Is the following theorem true? If so, does my proof prove it?
Theorem:
Let $\mathcal{A} \subset 2^{\Omega}$ be a $\sigma$-algebra and let $\mu$ be a measure on $\mathcal{A}$. If $\mu$ is
- $\sigma$-finite, that is, $\exists\{A_{i}\}_{i\geq{1}}\subset\mathcal{A}$ s.t. $\Omega = \bigcup\limits_{i\geq{1}}A_{i}$ and $\mu(A_{i})<\infty$
- additive, that is, $\{A_{i}\}_{i=1}^{n}\subset\mathcal{A} \implies \mu\biggl(\biguplus\limits_{i=1}^{n}A_{i}\biggr) = \sum\limits_{i=1}^{n}\mu(A_{i})$
then $\mu$ is $\sigma$-subadditive, that is, if $\{A_{i}\}_{i\geq{1}}\subset\mathcal{A}$ is a countable covering of $A\in\mathcal{A}$ then $\mu(A)\leq\sum\limits_{i\geq{1}}\mu(A_{i})$.
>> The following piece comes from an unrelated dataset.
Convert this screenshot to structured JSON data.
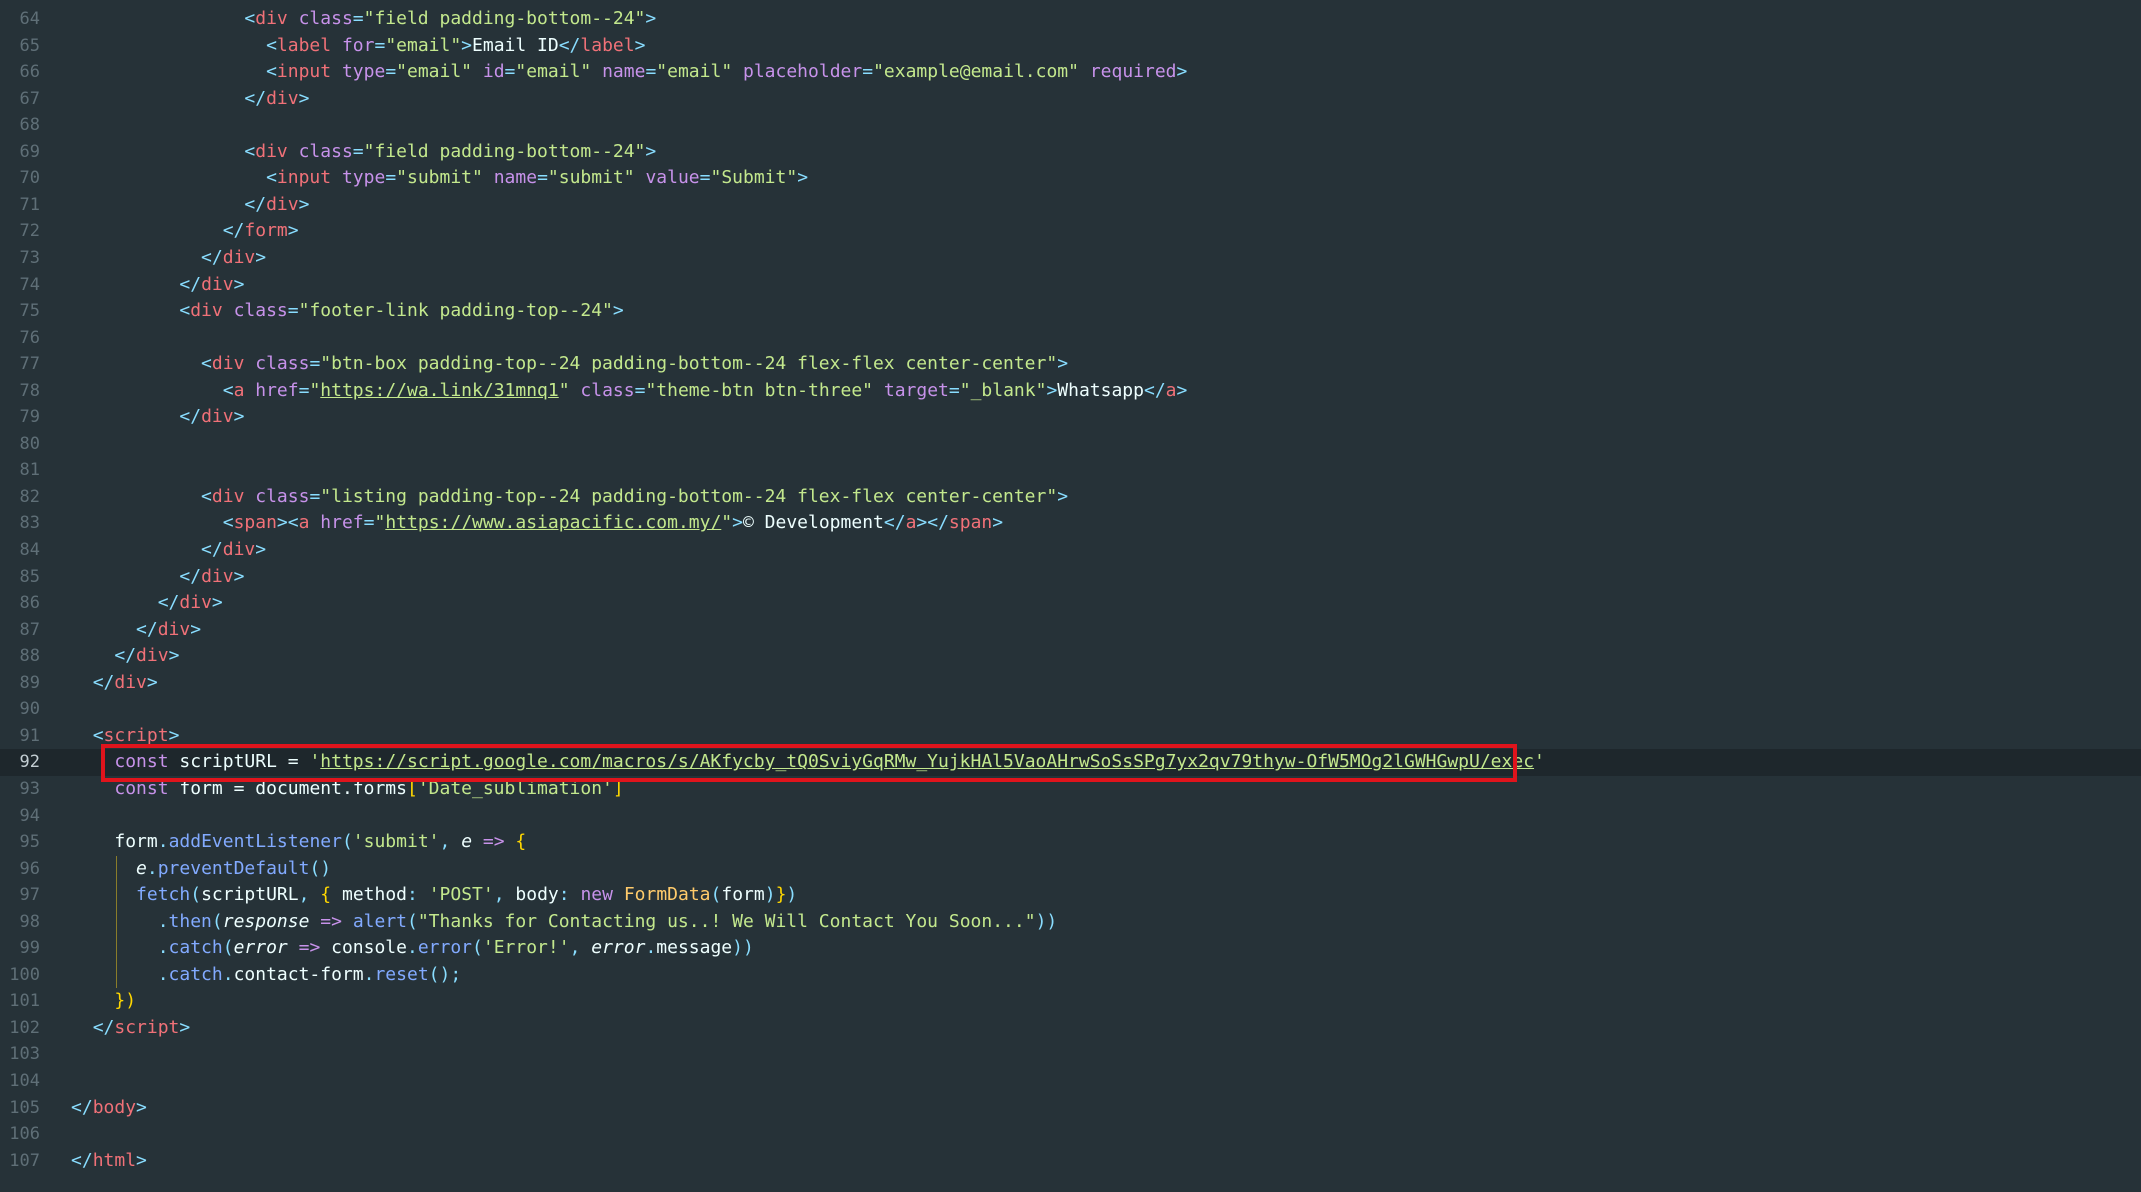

Note: $\biguplus$ represents the disjoint union.
Proof:
From the hypothesis there exists $\{A_{i}\}_{i\geq{1}}\subset\mathcal{A}$ s.t. $\Omega=\bigcup\limits_{i\geq{1}}A_{i}$. Let $B_{1} = A_{1}$ and $B_{i}=A_{i}\setminus\biggl(\bigcup\limits_{1\leq{j}<i}A_{j}\biggr)$
$\implies A_{i}=A_{i}\bigcap\biggl( \bigcup\limits_{1\leq{j}<i}A_{j} \biggr) \bigcup B_{i} \implies B_{i}\subset A_{i}$
$\implies \mu(B_{i})\leq \mu(A_{i})$
therefore, $\mu\biggl(\biguplus\limits_{i\geq{1}}B_i\biggr)=\sum\limits_{i\geq{1}}\mu(B_i)\leq\sum\limits_{j\geq{1}}\mu(A_{j})$. Since $\mu$ is defined over $\mathcal{A}$ a similar construction can be made for any $A\in\mathcal{A}$; hence, $\mu$ is $\sigma$-subadditive on $\mathcal{A}$ if $\mu$ is $\sigma$-finite and additive.